Çagresizlikle boynunu eğdi Mehmet. İki yıl önce yurttan ayrılan Ahmet'i düşündü. Neredeydi şimdi acaba? Bir kaç mektup almıştı o gittikten sonra ama sonra ses seda çıkmamıştı Ahmet'den. Acı ve özlemle burkuldu içi sessizce çıktı odadan. Bir kaç saat sonra, elinde küçük bir bavulla yurdun büyük kapısından çıkıp bir bilinmezliğe adım attı Mehmet. Bir an ne yana gideceğini bilemedi durdu. Sonra yürümeye başladı amaçsızca, korku tüm bedenini kaplamış çagresizlik canını yakar olmuştu inledi.
- Ah be Ahmet abi nerelerdesin?
-Mehmet.
Sesin geldiği yana döndü merak ve umutla. Ahmet karşısında elinde bir kese kağıdı gülümsüyordu.
-Ahmet abi geldin ha?
-Tabi oğlum, söz verdiğim erikleri getirmeyeceğimimi sanıyordun yoksa? Bak hemde büyük kagıtta, tam söz verdiğim gibi. İş buldum birde oda tuttum bu zaman zarfında, hadi yürü evimize gidiyoruz. Mehmet bir an öylece baktı Ahmet'e, sonra koşup sıkıca sarıldı hayattaki bu tek akrabasına. Geçen bir kaç dakikanın ardından, kese kagıdından aldıkları erikleri yiyerek başları dik ve umutla yürüyüp gittiler yeni hayatlarına..

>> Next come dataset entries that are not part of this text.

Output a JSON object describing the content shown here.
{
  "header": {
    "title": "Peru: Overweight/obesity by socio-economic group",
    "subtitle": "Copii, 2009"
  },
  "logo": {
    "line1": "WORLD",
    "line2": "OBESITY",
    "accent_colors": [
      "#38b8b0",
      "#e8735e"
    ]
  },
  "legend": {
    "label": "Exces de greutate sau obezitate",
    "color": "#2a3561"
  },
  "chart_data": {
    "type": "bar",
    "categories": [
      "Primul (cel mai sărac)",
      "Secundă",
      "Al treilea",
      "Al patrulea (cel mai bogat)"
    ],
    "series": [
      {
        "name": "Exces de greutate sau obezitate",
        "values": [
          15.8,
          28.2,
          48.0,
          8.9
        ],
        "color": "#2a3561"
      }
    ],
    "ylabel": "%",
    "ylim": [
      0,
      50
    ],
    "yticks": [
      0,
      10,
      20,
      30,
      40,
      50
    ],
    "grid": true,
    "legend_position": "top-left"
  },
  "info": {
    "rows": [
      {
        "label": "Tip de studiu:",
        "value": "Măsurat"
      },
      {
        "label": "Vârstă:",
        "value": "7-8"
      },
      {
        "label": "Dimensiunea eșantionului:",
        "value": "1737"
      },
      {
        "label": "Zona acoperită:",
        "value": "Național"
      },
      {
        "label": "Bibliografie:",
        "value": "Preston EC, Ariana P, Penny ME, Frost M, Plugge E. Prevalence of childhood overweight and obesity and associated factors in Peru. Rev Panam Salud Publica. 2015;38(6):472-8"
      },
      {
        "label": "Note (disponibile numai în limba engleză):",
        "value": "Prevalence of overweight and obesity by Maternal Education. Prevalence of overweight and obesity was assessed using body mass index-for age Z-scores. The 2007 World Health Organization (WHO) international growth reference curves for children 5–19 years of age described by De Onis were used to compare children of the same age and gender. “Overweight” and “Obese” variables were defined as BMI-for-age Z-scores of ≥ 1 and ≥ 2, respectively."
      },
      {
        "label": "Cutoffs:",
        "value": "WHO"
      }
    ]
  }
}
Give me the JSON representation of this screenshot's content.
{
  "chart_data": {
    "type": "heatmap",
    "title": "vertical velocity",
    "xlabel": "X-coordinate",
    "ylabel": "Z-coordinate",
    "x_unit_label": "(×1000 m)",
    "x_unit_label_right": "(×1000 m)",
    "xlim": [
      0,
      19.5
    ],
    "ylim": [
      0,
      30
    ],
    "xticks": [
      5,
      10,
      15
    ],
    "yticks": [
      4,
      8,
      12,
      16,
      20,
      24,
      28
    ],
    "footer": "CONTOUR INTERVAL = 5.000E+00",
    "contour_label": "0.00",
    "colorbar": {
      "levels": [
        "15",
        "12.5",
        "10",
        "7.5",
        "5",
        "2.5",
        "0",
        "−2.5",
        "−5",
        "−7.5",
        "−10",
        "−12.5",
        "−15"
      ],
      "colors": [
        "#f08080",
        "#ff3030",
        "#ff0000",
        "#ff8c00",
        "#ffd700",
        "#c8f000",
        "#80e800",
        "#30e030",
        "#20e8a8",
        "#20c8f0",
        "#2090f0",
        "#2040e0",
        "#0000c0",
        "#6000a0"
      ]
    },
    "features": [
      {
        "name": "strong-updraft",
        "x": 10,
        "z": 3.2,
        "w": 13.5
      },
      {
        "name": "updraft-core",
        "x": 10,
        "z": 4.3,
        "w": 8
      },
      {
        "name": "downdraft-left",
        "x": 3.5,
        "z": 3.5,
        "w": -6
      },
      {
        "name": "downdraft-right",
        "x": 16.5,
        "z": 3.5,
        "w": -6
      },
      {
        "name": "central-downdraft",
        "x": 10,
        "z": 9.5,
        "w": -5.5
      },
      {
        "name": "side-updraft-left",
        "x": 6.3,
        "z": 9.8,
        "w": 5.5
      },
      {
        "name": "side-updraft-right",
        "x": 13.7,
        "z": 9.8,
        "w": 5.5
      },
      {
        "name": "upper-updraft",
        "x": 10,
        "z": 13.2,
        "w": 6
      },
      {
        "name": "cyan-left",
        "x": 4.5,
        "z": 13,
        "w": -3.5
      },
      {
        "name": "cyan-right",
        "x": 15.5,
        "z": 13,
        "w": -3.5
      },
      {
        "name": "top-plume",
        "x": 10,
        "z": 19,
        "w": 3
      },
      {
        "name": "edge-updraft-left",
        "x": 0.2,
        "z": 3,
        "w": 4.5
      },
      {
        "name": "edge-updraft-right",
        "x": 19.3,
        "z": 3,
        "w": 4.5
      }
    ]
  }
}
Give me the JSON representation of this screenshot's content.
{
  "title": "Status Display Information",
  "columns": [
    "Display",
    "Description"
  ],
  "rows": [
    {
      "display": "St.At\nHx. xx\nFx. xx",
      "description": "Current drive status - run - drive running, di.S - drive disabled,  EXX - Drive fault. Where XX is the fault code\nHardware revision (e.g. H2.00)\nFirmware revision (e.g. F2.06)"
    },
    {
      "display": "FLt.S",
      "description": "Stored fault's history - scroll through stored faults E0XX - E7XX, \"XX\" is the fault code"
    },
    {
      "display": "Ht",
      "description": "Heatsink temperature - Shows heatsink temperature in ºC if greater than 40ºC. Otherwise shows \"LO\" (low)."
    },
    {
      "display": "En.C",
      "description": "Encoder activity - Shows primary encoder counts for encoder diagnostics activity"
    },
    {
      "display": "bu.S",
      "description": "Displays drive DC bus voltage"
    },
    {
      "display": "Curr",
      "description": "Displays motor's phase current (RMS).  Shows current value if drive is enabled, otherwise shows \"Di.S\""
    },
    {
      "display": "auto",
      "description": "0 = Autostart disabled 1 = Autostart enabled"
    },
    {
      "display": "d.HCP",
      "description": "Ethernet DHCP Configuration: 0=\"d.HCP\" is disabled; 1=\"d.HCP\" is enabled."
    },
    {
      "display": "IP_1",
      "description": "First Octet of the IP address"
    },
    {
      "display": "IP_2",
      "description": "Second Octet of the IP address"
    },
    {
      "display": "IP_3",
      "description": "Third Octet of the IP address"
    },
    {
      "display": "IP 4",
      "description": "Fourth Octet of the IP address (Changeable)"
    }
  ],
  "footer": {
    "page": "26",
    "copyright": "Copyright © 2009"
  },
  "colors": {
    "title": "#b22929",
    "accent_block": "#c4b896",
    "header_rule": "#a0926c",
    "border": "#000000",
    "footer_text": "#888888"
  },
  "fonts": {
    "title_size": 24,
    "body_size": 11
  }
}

anneme ait bir hikayeyi paylaşmak istedim....
YORUMLAR
süper
Tşkr ederim güzel bir hikaye ve insanların arasındaki dostluğun samimiyetin de bir örneğini de insanları satanlar unutanlar için ibretlik bir hikaye olmuş. Ellerinize sağlık tşkr ederim bütün kimsesiz çocuklarada ALLAH dan emin ellerde olmasını dilerim.
Kim bilir yuvada büyüyen kaç kişinin aklından geçmiş sıradan bir hikaye işte
Hayatımızın bir başka gerçekliği bu yazınız.
Çoğu zaman görmediğimiz hatta görmemek için bakmadığımız yüzü yaşamlarımızın.Kendim de dahil acaba hangimiz en azından her ay 1 günümüzü bir çocuk esirgeme yurdunu,huzur evini,hastaneler, yada benzeri kurumları ziyarete ayırıyoruz.Belkide yüzdeye vuracak olursak yüzde birimiz bile değil.Ne acı değil mi?
Yaşamlarımızda bir kese kağıdı erik mutluluğundan yoksun nice Ahmet ve Mehmet'ler var bundan da bi haberiz.İnsanız,nefes alıyoruz ve yaşıyoruz ya gerisini ne yapalım.